Reductions take root
The plastic industry has launched campaigns to avert bans and fees on plastics. There have been lawsuits and pre-emption laws, which in effect make it illegal for a local government to ban plastic. The legislatures in Minnesota, Idaho, Mississippi, Florida and Arizona have passed such laws. Pennsylvania Governor Tom Wolf vetoed a bill in 2017 brought by lawmakers who said they wanted to protect jobs in the industry.
Novolex, a leading manufacturer of plastic bags and recycling facilities with 10,000 employees, is the owner of the website BagtheBan.com.
There, the company makes claims that plastic bags are better for the environment than reusable bags, are completely recyclable and don’t harbor harmful bacteria, like E. coli.
But the interest in reducing plastics persists.
In 2016, Baltimore’s Office of Sustainability and environmental groups supported the creation of a youth-led group, Baltimore Beyond Plastic. The group works to reduce plastic pollution in the city and has sustained a multi-year effort to pass a statewide ban on polystyrene foam, a form of plastic commonly but inaccurately known by the trademarked name, Styrofoam. Group members have testified on bills, educated other school children and organized youth rallies. They also launched a successful campaign to ban foam food packaging in Baltimore, which the city council approved in March 2018.

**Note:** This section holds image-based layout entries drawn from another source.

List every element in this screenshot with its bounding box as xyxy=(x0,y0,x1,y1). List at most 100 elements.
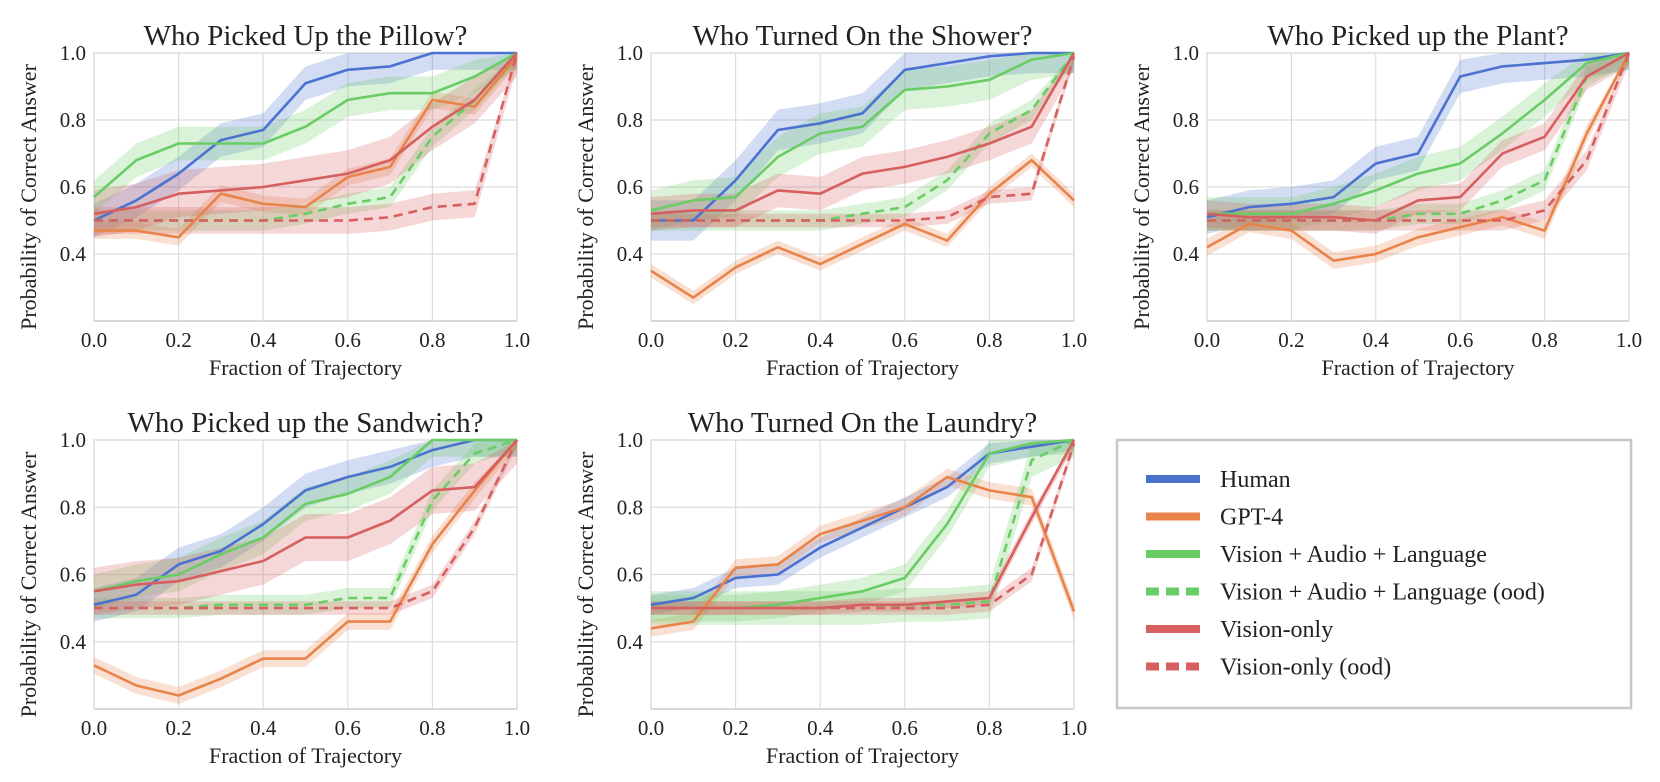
x-tick-label: 0.4 xyxy=(807,328,834,352)
y-tick-label: 1.0 xyxy=(60,428,86,452)
confidence-band xyxy=(651,53,1074,241)
series-line xyxy=(93,438,517,593)
x-tick-label: 1.0 xyxy=(504,328,530,352)
series-line xyxy=(1206,52,1631,263)
y-tick-label: 0.4 xyxy=(60,630,87,654)
x-tick-label: 1.0 xyxy=(1061,716,1087,740)
x-tick-label: 0.6 xyxy=(335,328,361,352)
series-line xyxy=(94,438,518,610)
x-axis-label: Fraction of Trajectory xyxy=(209,355,402,380)
series-line xyxy=(94,52,519,222)
series-line xyxy=(1207,51,1630,216)
legend-label: Vision + Audio + Language (ood) xyxy=(1220,580,1545,606)
y-tick-label: 0.4 xyxy=(617,242,644,266)
confidence-band xyxy=(1207,53,1629,234)
y-tick-label: 0.6 xyxy=(60,175,86,199)
y-axis-label: Probability of Correct Answer xyxy=(1129,63,1154,329)
y-tick-label: 0.6 xyxy=(1173,175,1199,199)
confidence-band xyxy=(94,53,517,231)
x-axis-label: Fraction of Trajectory xyxy=(766,355,959,380)
x-tick-label: 0.4 xyxy=(807,716,834,740)
x-tick-label: 0.2 xyxy=(722,328,748,352)
series-line xyxy=(651,443,1076,610)
x-tick-label: 0.6 xyxy=(335,716,361,740)
series-line xyxy=(651,52,1076,222)
x-tick-label: 0.8 xyxy=(1531,328,1557,352)
series-line xyxy=(93,439,518,697)
chart-panel-4: 0.0 0.2 0.4 0.6 0.8 1.0 0.4 0.6 0.8 1.0 Who Picked… xyxy=(16,407,530,768)
series-line xyxy=(94,55,518,239)
confidence-band xyxy=(94,53,517,234)
y-tick-label: 0.4 xyxy=(60,242,87,266)
legend-label: Human xyxy=(1220,467,1291,493)
x-tick-label: 0.8 xyxy=(419,328,445,352)
chart-title: Who Picked Up the Pillow? xyxy=(144,20,468,52)
y-tick-label: 0.8 xyxy=(617,495,643,519)
chart-panel-2: 0.0 0.2 0.4 0.6 0.8 1.0 0.4 0.6 0.8 1.0 Who Turned… xyxy=(573,20,1087,380)
chart-panel-5: 0.0 0.2 0.4 0.6 0.8 1.0 0.4 0.6 0.8 1.0 Who Turned… xyxy=(573,407,1087,768)
x-axis-label: Fraction of Trajectory xyxy=(1321,355,1514,380)
legend-label: Vision + Audio + Language xyxy=(1220,542,1487,568)
legend-label: Vision-only xyxy=(1220,617,1333,643)
series-line xyxy=(650,52,1076,216)
y-tick-label: 0.8 xyxy=(1173,108,1199,132)
confidence-band xyxy=(94,440,517,609)
series-line xyxy=(650,158,1075,299)
y-tick-label: 0.6 xyxy=(60,563,86,587)
x-tick-label: 0.0 xyxy=(638,328,664,352)
chart-title: Who Picked up the Plant? xyxy=(1267,20,1568,52)
chart-title: Who Turned On the Shower? xyxy=(693,20,1033,52)
y-axis-label: Probability of Correct Answer xyxy=(16,63,41,329)
x-tick-label: 0.2 xyxy=(165,328,191,352)
x-axis-label: Fraction of Trajectory xyxy=(766,743,959,768)
y-tick-label: 0.8 xyxy=(60,495,86,519)
x-tick-label: 1.0 xyxy=(1061,328,1087,352)
x-tick-label: 0.6 xyxy=(892,328,918,352)
confidence-band xyxy=(1207,53,1629,234)
confidence-band xyxy=(651,440,1074,622)
y-tick-label: 1.0 xyxy=(617,428,643,452)
confidence-band xyxy=(651,53,1074,231)
confidence-band xyxy=(94,440,517,622)
x-tick-label: 0.0 xyxy=(81,328,107,352)
x-tick-label: 0.0 xyxy=(638,716,664,740)
series-line xyxy=(1206,51,1630,222)
x-tick-label: 0.6 xyxy=(1447,328,1473,352)
y-tick-label: 0.4 xyxy=(617,630,644,654)
x-tick-label: 0.8 xyxy=(976,716,1002,740)
series-line xyxy=(650,51,1075,212)
series-line xyxy=(651,439,1076,610)
x-tick-label: 0.4 xyxy=(250,716,277,740)
chart-title: Who Picked up the Sandwich? xyxy=(128,407,484,439)
y-tick-label: 0.6 xyxy=(617,563,643,587)
chart-panel-1: 0.0 0.2 0.4 0.6 0.8 1.0 0.4 0.6 0.8 1.0 Who Picked… xyxy=(16,20,530,380)
series-line xyxy=(93,438,517,607)
series-line xyxy=(94,52,518,222)
y-axis-label: Probability of Correct Answer xyxy=(16,451,41,717)
series-line xyxy=(93,51,517,222)
y-tick-label: 0.6 xyxy=(617,175,643,199)
confidence-band xyxy=(651,53,1074,231)
x-tick-label: 0.4 xyxy=(250,328,277,352)
confidence-band xyxy=(651,440,1074,625)
x-tick-label: 0.0 xyxy=(81,716,107,740)
y-axis-label: Probability of Correct Answer xyxy=(573,451,598,717)
x-tick-label: 0.6 xyxy=(892,716,918,740)
series-line xyxy=(93,52,518,216)
confidence-band xyxy=(94,53,517,238)
x-axis-label: Fraction of Trajectory xyxy=(209,743,402,768)
y-tick-label: 1.0 xyxy=(60,41,86,65)
confidence-band xyxy=(651,53,1074,231)
x-tick-label: 0.2 xyxy=(1278,328,1304,352)
x-tick-label: 0.2 xyxy=(165,716,191,740)
series-line xyxy=(650,475,1076,630)
x-tick-label: 1.0 xyxy=(504,716,530,740)
y-axis-label: Probability of Correct Answer xyxy=(573,63,598,329)
x-tick-label: 0.2 xyxy=(722,716,748,740)
y-tick-label: 1.0 xyxy=(617,41,643,65)
confidence-band xyxy=(94,440,517,704)
legend-label: GPT-4 xyxy=(1220,505,1283,531)
series-line xyxy=(1207,51,1630,222)
series-line xyxy=(1207,52,1631,222)
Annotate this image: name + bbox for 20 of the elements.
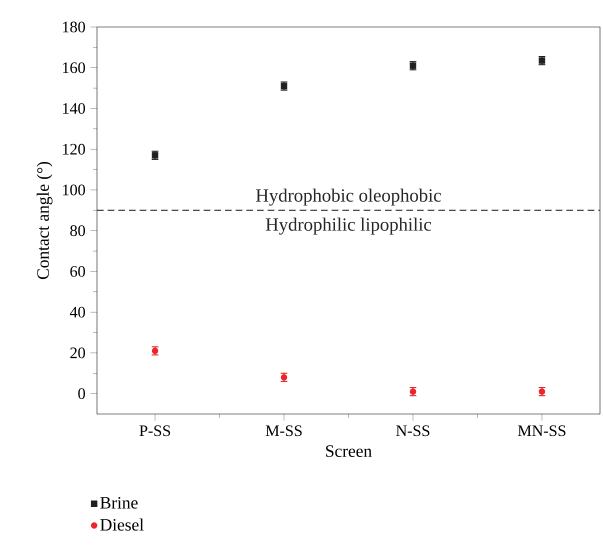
y-tick-label: 0 <box>78 388 86 400</box>
x-tick-label: N-SS <box>396 425 430 436</box>
y-tick-label: 80 <box>70 225 86 236</box>
legend-label: Diesel <box>100 518 144 531</box>
y-tick-label: 40 <box>70 306 86 318</box>
x-tick-label: M-SS <box>266 425 302 436</box>
ref-line-label: Hydrophobic oleophobic <box>256 188 441 206</box>
y-tick-label: 160 <box>63 62 86 74</box>
x-tick-label: MN-SS <box>518 425 566 436</box>
x-tick-label: P-SS <box>139 425 170 436</box>
y-tick-label: 20 <box>70 347 86 358</box>
y-tick-label: 100 <box>63 184 86 196</box>
y-tick-label: 180 <box>63 22 86 32</box>
annotation: Hydrophilic lipophilic <box>266 218 432 235</box>
y-tick-label: 60 <box>70 266 86 277</box>
legend-label: Brine <box>100 497 138 509</box>
y-tick-label: 120 <box>63 144 86 155</box>
x-axis-title: Screen <box>326 445 372 457</box>
y-tick-label: 140 <box>63 103 86 114</box>
y-axis-title: Contact angle (°) <box>36 162 52 280</box>
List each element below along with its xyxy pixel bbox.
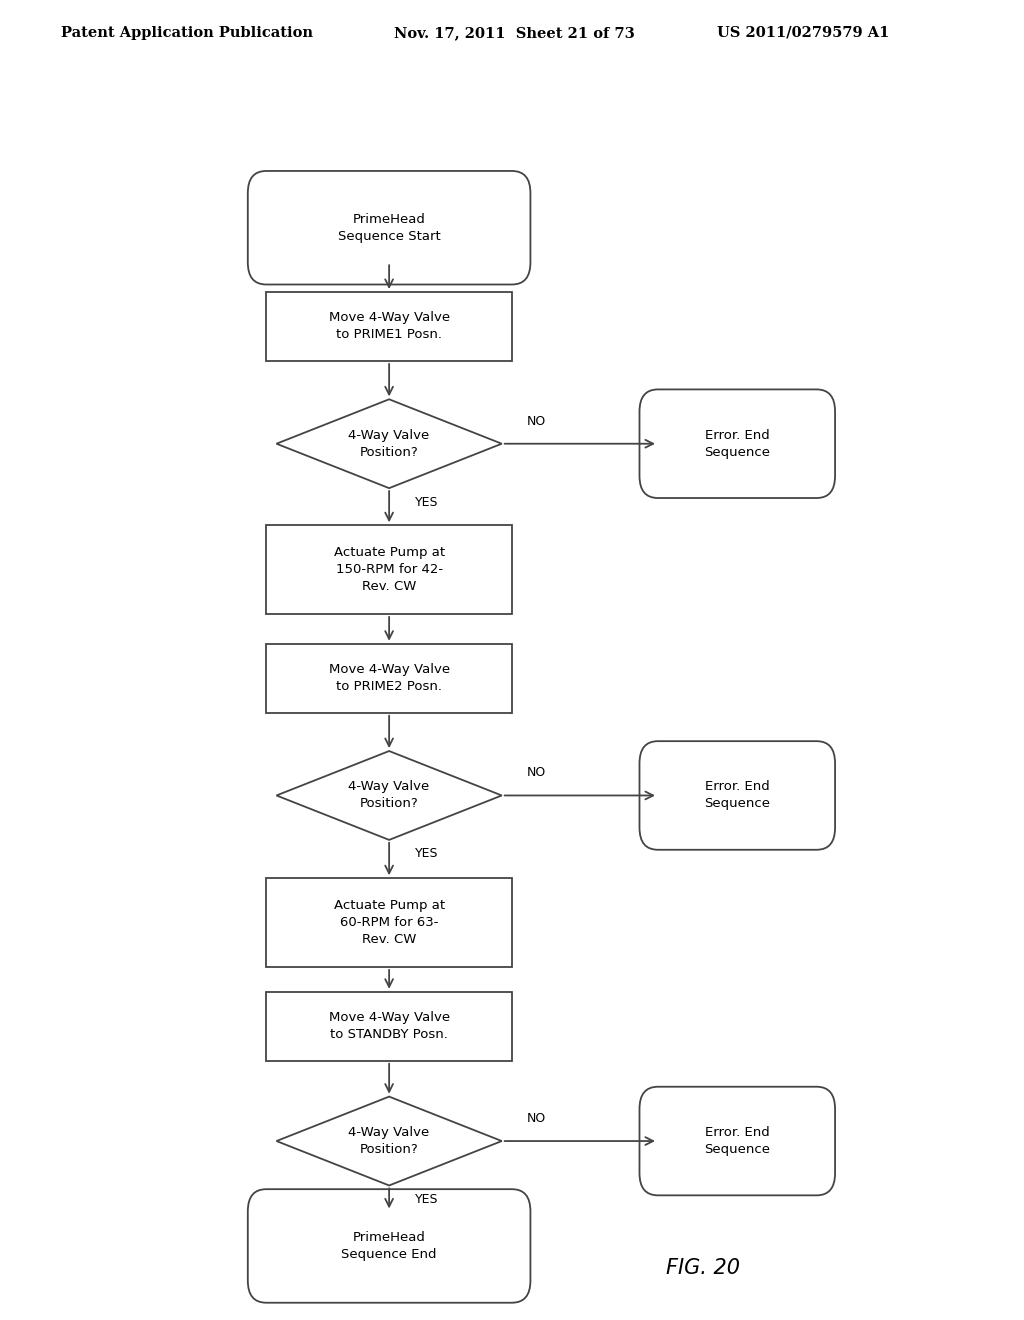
Text: 4-Way Valve
Position?: 4-Way Valve Position? xyxy=(348,780,430,810)
Bar xyxy=(266,525,512,614)
FancyBboxPatch shape xyxy=(639,389,835,498)
Polygon shape xyxy=(276,751,502,840)
Text: 4-Way Valve
Position?: 4-Way Valve Position? xyxy=(348,429,430,459)
Bar xyxy=(266,878,512,968)
Text: NO: NO xyxy=(526,1111,546,1125)
Text: YES: YES xyxy=(415,847,438,861)
Text: Actuate Pump at
60-RPM for 63-
Rev. CW: Actuate Pump at 60-RPM for 63- Rev. CW xyxy=(334,899,444,946)
Text: Actuate Pump at
150-RPM for 42-
Rev. CW: Actuate Pump at 150-RPM for 42- Rev. CW xyxy=(334,546,444,593)
Text: PrimeHead
Sequence Start: PrimeHead Sequence Start xyxy=(338,213,440,243)
Bar xyxy=(266,991,512,1061)
Text: YES: YES xyxy=(415,1193,438,1206)
Text: YES: YES xyxy=(415,495,438,508)
Text: Error. End
Sequence: Error. End Sequence xyxy=(705,429,770,459)
Text: US 2011/0279579 A1: US 2011/0279579 A1 xyxy=(717,26,889,40)
Text: Move 4-Way Valve
to STANDBY Posn.: Move 4-Way Valve to STANDBY Posn. xyxy=(329,1011,450,1041)
Text: Error. End
Sequence: Error. End Sequence xyxy=(705,780,770,810)
Text: FIG. 20: FIG. 20 xyxy=(666,1258,739,1278)
Text: Nov. 17, 2011  Sheet 21 of 73: Nov. 17, 2011 Sheet 21 of 73 xyxy=(394,26,635,40)
Text: NO: NO xyxy=(526,414,546,428)
Polygon shape xyxy=(276,399,502,488)
Text: Patent Application Publication: Patent Application Publication xyxy=(61,26,313,40)
Text: Error. End
Sequence: Error. End Sequence xyxy=(705,1126,770,1156)
Bar xyxy=(266,292,512,362)
Polygon shape xyxy=(276,1097,502,1185)
Text: 4-Way Valve
Position?: 4-Way Valve Position? xyxy=(348,1126,430,1156)
FancyBboxPatch shape xyxy=(248,172,530,285)
Text: PrimeHead
Sequence End: PrimeHead Sequence End xyxy=(341,1232,437,1261)
Text: Move 4-Way Valve
to PRIME1 Posn.: Move 4-Way Valve to PRIME1 Posn. xyxy=(329,312,450,342)
FancyBboxPatch shape xyxy=(248,1189,530,1303)
FancyBboxPatch shape xyxy=(639,741,835,850)
Bar xyxy=(266,644,512,713)
FancyBboxPatch shape xyxy=(639,1086,835,1196)
Text: NO: NO xyxy=(526,767,546,779)
Text: Move 4-Way Valve
to PRIME2 Posn.: Move 4-Way Valve to PRIME2 Posn. xyxy=(329,663,450,693)
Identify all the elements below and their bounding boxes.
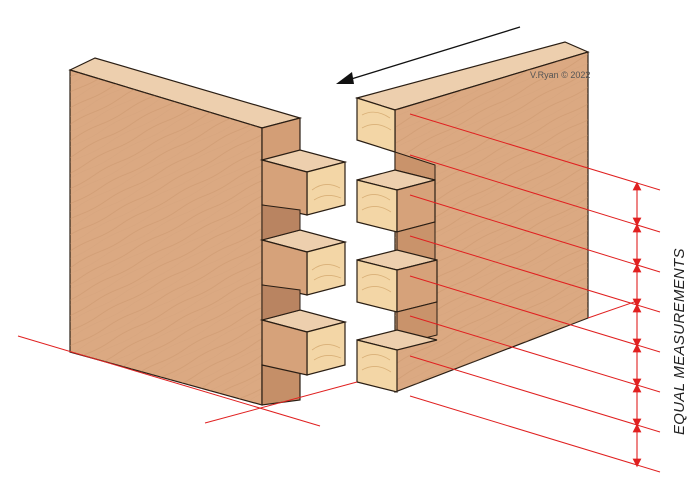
pin-2	[259, 229, 348, 296]
pin-3	[259, 309, 348, 376]
copyright-text: V.Ryan © 2022	[530, 70, 590, 80]
pin-1	[259, 149, 348, 216]
tail-4	[356, 329, 438, 393]
measurement-lines	[17, 113, 661, 473]
assembly-direction-arrow	[336, 26, 521, 84]
pin-board	[68, 57, 348, 406]
equal-measurements-label: EQUAL MEASUREMENTS	[671, 248, 688, 435]
tail-2	[356, 169, 436, 233]
tail-board	[354, 41, 590, 393]
tail-3	[356, 249, 438, 313]
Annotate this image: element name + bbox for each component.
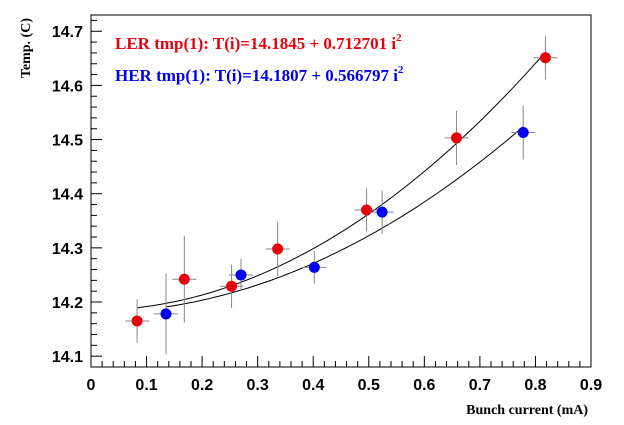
- x-tick-label: 0.4: [302, 377, 324, 394]
- data-point: [226, 280, 238, 292]
- plot-frame: [90, 14, 592, 368]
- x-tick-label: 0.5: [358, 377, 380, 394]
- ticks: 0 0.1 0.2 0.3 0.4 0.5 0.6 0.7 0.8 0.9 14.1 14.2 14.3…: [52, 19, 602, 394]
- data-points: [125, 36, 558, 355]
- data-point: [272, 243, 284, 255]
- x-tick-label: 0.6: [413, 377, 435, 394]
- fit-curve: [137, 51, 546, 309]
- legend-entry: LER tmp(1): T(i)=14.1845 + 0.712701 i2: [115, 32, 402, 53]
- fit-curve: [165, 126, 524, 308]
- data-point: [539, 52, 551, 64]
- x-tick-label: 0.7: [469, 377, 491, 394]
- data-point: [308, 261, 320, 273]
- legend-label: HER tmp(1): T(i)=14.1807 + 0.566797 i: [115, 66, 398, 85]
- legend-label: LER tmp(1): T(i)=14.1845 + 0.712701 i: [115, 34, 396, 53]
- data-point: [451, 132, 463, 144]
- x-tick-label: 0.8: [524, 377, 546, 394]
- y-tick-label: 14.2: [52, 295, 83, 312]
- data-point: [235, 269, 247, 281]
- data-point: [361, 204, 373, 216]
- data-point: [160, 308, 172, 320]
- data-point: [376, 206, 388, 218]
- y-tick-label: 14.4: [52, 187, 83, 204]
- data-point: [517, 127, 529, 139]
- y-tick-label: 14.1: [52, 349, 83, 366]
- x-tick-label: 0.3: [247, 377, 269, 394]
- y-tick-label: 14.5: [52, 133, 83, 150]
- legend-superscript: 2: [398, 64, 404, 76]
- x-tick-label: 0.2: [191, 377, 213, 394]
- x-tick-label: 0: [87, 377, 96, 394]
- y-tick-label: 14.7: [52, 24, 83, 41]
- y-tick-label: 14.6: [52, 78, 83, 95]
- data-point: [131, 315, 143, 327]
- y-axis-label: Temp. (C): [19, 18, 34, 78]
- legend-superscript: 2: [396, 32, 402, 44]
- x-axis-label: Bunch current (mA): [466, 403, 588, 418]
- y-tick-label: 14.3: [52, 241, 83, 258]
- legend: LER tmp(1): T(i)=14.1845 + 0.712701 i2HE…: [115, 32, 404, 85]
- x-tick-label: 0.9: [580, 377, 602, 394]
- x-tick-label: 0.1: [135, 377, 157, 394]
- legend-entry: HER tmp(1): T(i)=14.1807 + 0.566797 i2: [115, 64, 404, 85]
- fit-curves: [137, 51, 546, 309]
- data-point: [178, 273, 190, 285]
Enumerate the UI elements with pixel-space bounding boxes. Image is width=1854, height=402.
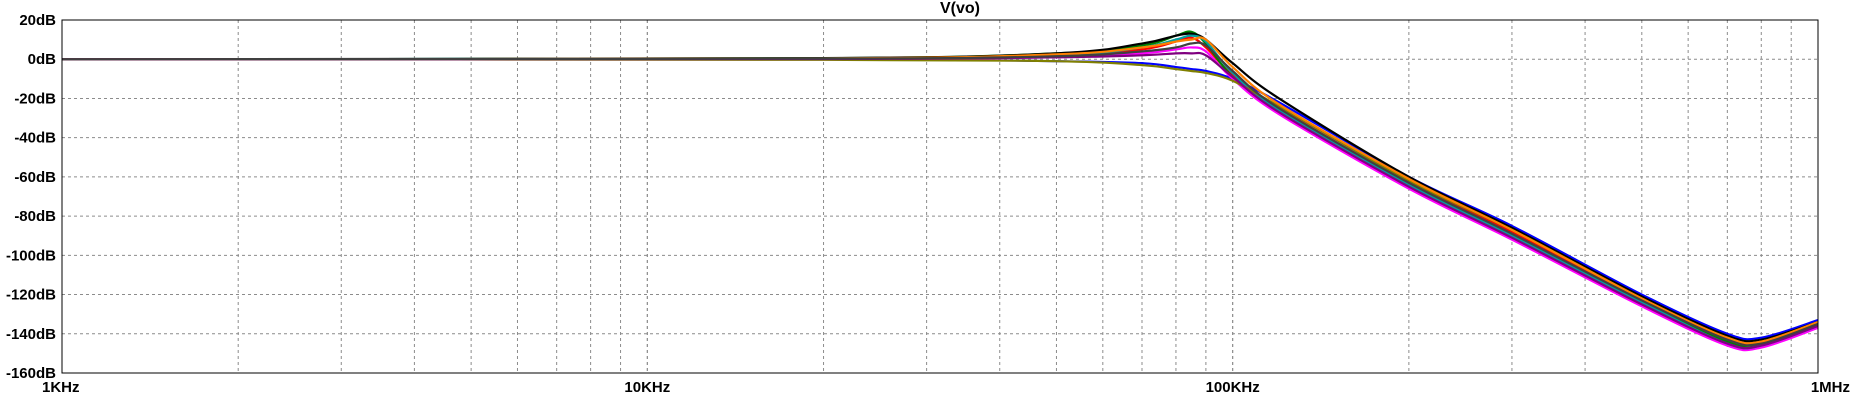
series-line-5	[61, 34, 1819, 350]
grid	[61, 19, 1819, 374]
y-tick-label: -20dB	[14, 90, 56, 107]
y-tick-label: -120dB	[6, 287, 56, 304]
series-line-3	[61, 32, 1819, 343]
y-tick-label: -40dB	[14, 130, 56, 147]
y-tick-label: -100dB	[6, 247, 56, 264]
series-line-9	[61, 41, 1819, 347]
x-tick-label: 100KHz	[1206, 379, 1260, 396]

“The youth voices really resonated with people, it made it personal,” said Abby Cocke of the Baltimore Office of Sustainability. “It was helpful to make the connections with other organizations that have the have the same desires and highlighted communities around us who did the same things, like Prince Georges’ County and Montgomery County.”
In Middleburg, VA, the town council has an interest in curbing the plastic habit, but the small town cannot legally take action. That’s because local governments in Virginia have limited authority to enact ordinances without the blessing of the General Assembly.
Peter Leonard, a Middleburg councilman, also serves on the Virginia Municipal League’s Environmental Committee, which made getting that blessing from the legislature one of its 2019 priorities.
In the meantime, Middleburg is trying the “gentle approach and try to educate people in a kind way,” Leonard said.
“Our little town of Middleburg is small but I see people changing their behavior,” he added. “It’s a long haul and the plastic lobby is wealthy, but we’ll get there, slowly but surely.”
Van Stone said that, when deciding between a ban or a fee, Trash Free Maryland recommends the fee. A fee is less likely to draw opposition from industry than outright bans, she said. And it’s hard for a judge in a lawsuit to prevent the charging of a fee, whereas a ban eliminates a public choice. A fee also forces people to make a conscious decision about their use of some plastic products and consider the reasons for the fee. That could lead to deeper thinking about plastic pollution and trigger behavior change.
If this is legislation that you want to pursue, Van Stone said, understand in advance the concerns of those who may disagree. Use data and imagery to document the scope of the problem. Presenting the costs of cleanups is a good way to start.
“We want to make cleanup days extinct,” Van Stone said. “Look at what we’ve accomplished as a species. We have sent people to the moon. We can figure out how not to have trash in places where it doesn’t belong.”